O
condomínio se chama Happy Houses. No portão de entrada está
escrito “Entrance” em vez de “Entrada” e todas as ruas têm
nomes em inglês, como “Flower Lane” e “Sunshine Street”. O
condomínio tem um “playground” para as crianças, com serviço
permanente de “baby-sitters” e uma área de lazer para adultos
chamada “Relaxation and Recreation”. Cada casa, em estilo
americano, tem seu “swimming pool” e o policiamento de todo o
projeto é fornecido pela empresa de segurança “Confidence”. No
Natal, as casas ficam cobertas de luzinhas decorativas e os moradores
costumam fazer uma grande festa comunitária na praça central, ou
“Central Park”, do condomínio, com Papai Noel, troca de
presentes e tudo, ao som de Jingle Bells. E sempre há um que
começa a cantar White Christmas, e não demora estão todos
cantando, em inglês, que sonham com um Natal branco, com um Natal
com neve. E, numa noite de Natal, aconteceu o seguinte: quando
estavam todos cantando White Christmas começou a nevar sobre
o condomínio.
A
princípio, ninguém acreditou. O que era aquilo? Flocos brancos
caindo do céu e se acumulando no chão do “Central Park”, nos
galhos da árvore de Natal, na cabeça das pessoas? Parecia neve.
— É
neve! — exclamou alguém.
— Como,
neve? Aqui? No verão? Com este ca...
Não
pôde completar a frase porque foi atingido no nariz por uma bola de
(agora não havia mais dúvidas) neve.
A
algazarra foi grande. O sonho se realizava. As preces tinham sido
ouvidas. Pois só um milagre explicava aquela neve. Só um milagre
explicava estarem tendo um Natal branco, como deveriam ser todos os
natais.
Todos
correram para dentro de suas casas, para procurar agasalhos e voltar
para a praça. A neve não parava de cair, cada vez com mais
intensidade. Já havia neve acumulada nos jardins e nos telhados.

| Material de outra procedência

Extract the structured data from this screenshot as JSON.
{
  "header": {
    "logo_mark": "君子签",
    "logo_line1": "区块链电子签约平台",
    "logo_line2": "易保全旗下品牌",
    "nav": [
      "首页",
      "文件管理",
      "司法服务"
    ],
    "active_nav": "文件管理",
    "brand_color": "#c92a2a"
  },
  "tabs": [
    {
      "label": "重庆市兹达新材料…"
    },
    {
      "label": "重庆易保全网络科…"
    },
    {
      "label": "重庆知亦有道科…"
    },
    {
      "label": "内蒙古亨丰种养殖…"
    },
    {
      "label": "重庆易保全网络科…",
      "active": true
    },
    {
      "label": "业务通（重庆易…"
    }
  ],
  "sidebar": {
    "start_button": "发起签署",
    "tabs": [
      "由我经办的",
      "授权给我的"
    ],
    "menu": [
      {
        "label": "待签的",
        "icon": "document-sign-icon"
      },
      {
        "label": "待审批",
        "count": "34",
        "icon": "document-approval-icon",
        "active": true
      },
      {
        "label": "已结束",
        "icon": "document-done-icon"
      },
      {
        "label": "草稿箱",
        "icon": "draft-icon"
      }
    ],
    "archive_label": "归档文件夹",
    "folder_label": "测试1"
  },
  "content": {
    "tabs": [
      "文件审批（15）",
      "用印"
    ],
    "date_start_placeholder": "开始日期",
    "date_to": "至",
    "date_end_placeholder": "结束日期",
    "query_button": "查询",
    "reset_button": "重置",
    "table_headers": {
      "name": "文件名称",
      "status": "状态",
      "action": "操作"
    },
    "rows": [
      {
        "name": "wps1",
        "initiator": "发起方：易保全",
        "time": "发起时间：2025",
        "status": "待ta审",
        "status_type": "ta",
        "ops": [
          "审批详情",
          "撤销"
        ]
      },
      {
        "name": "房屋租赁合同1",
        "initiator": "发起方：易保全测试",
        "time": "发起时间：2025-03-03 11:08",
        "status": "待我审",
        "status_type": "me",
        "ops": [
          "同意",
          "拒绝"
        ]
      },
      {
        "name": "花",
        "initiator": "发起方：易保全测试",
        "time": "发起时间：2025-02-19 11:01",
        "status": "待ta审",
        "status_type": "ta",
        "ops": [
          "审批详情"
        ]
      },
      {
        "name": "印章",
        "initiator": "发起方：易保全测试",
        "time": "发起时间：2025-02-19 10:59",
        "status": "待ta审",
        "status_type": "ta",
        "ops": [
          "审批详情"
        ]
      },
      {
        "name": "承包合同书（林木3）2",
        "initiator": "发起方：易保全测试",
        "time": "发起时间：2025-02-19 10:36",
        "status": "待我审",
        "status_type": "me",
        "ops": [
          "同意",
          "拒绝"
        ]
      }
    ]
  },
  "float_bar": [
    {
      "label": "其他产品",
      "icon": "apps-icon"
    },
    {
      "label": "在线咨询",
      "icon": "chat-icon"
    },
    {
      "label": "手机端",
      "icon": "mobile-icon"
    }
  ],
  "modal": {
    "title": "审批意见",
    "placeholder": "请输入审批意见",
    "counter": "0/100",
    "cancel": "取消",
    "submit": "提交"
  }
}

Surgiram bonecos de neve, iguais aos de filme americano. As crianças
se divertiam rolando na neve. E continuava a nevar, e a nevar. A
locomoção sobre os montes de neve se tornava difícil. Muitos
decidiram voltar para suas casas antes que a neve os impedisse de
andar nas ruas. As casas não tinham calefação, como seria se
ficassem soterrados pela neve durante dias? As lareiras das casas
eram só para dar um toque americano, como nos filmes, à decoração.
Não adiantariam nada. O socorro demoraria a chegar, por causa da
neve. E continuava a nevar, e a nevar. A neve já estava pelas
janelas das casas. Os telhados poderiam não aguentar o peso de tanta
neve acumulada. Ninguém dormiu tranquilo sob as cobertas, naquela
noite.
No
dia seguinte, outro milagre. A neve desaparecera por completo. Só
restara um montinho na cabeça de um jacaré de borracha boiando numa
das piscinas, e este também desapareceu com o calor. Os
proprietários se reuniram no “Meeting Room” da “Relaxation and
Recreation” para discutir o fenômeno. Estranhamente, não saíra
nenhuma notícia de nevadas em outros lugares da região. A neve só
caíra no “Happy Houses”. Por que seria? Decidiram não falar do
ocorrido para ninguém fora do condomínio. Se acontecesse outra vez,
contariam. Ser o único lugar do Brasil em que nevava no Natal só
aumentaria o valor das propriedades. Mas, por enquanto, não diriam
nada. A nevada poderia muito bem ter sido uma lição.